Todos los funerales son más o menos iguales. Las mismas oraciones, la habitual lectura de algún pasaje bíblico y esas palabras de supuesto consuelo que, especialmente en tales circunstancias, a alguien de fuera se le antojan unas racionalizaciones de lo más ridículas o unas justificaciones algo obscenas. Lo que ocurre en el púlpito es invariable; lo único que cambia es la reacción de los deudos.

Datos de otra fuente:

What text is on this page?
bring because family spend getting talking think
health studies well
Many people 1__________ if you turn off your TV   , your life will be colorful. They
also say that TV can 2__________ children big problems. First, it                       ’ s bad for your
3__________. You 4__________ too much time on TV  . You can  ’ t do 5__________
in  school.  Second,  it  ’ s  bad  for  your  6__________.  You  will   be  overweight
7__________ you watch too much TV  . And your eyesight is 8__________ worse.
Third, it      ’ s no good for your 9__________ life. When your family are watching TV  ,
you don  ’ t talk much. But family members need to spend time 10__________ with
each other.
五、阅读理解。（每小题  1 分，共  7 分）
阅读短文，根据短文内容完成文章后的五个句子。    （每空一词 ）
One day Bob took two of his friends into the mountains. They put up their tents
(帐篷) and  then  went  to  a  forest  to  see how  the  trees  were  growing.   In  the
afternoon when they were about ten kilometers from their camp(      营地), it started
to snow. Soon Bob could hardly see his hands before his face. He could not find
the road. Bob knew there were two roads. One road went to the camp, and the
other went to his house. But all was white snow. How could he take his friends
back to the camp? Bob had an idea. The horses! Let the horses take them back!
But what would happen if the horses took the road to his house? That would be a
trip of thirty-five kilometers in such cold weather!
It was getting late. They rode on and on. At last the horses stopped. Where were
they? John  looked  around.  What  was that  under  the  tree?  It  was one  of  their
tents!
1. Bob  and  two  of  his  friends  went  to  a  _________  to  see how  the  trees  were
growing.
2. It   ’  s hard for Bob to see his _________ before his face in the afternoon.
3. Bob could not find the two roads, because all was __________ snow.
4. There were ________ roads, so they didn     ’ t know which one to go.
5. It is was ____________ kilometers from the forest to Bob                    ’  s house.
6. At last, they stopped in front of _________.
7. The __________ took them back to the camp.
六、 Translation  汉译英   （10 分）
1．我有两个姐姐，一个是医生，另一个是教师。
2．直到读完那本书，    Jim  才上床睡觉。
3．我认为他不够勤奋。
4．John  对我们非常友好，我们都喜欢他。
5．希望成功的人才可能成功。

El funeral de Haley McWaid fue como una manta oscura y tupida que hubiese cubierto a toda la comunidad. El dolor te agobiaba, entorpecía tu paso y te introducía esquirlas de vidrio en los pulmones para que hasta el simple acto de respirar te pareciera una agonía. Ahora, todo el mundo sufría, pero Wendy sabía que eso no duraría mucho. Se había dado cuenta cuando la prematura muerte de John. El dolor te devasta y te consume. Pero para los amigos, incluso los más cercanos, no pasa de ser una molestia. A la familia le dura mucho más, puede que para siempre, pero lo más probable es que así hayan de ser las cosas.
Wendy se quedó al final de la iglesia. Llegó tarde y se fue temprano. No miró a Marcia o a Ted en ningún momento. Su cerebro se lo impedía, «no quería ir por ahí», como solía decir Charlie, que estaba vivito y coleando. Era un mecanismo de defensa, pura y simplemente. Y eso ya le parecía bien.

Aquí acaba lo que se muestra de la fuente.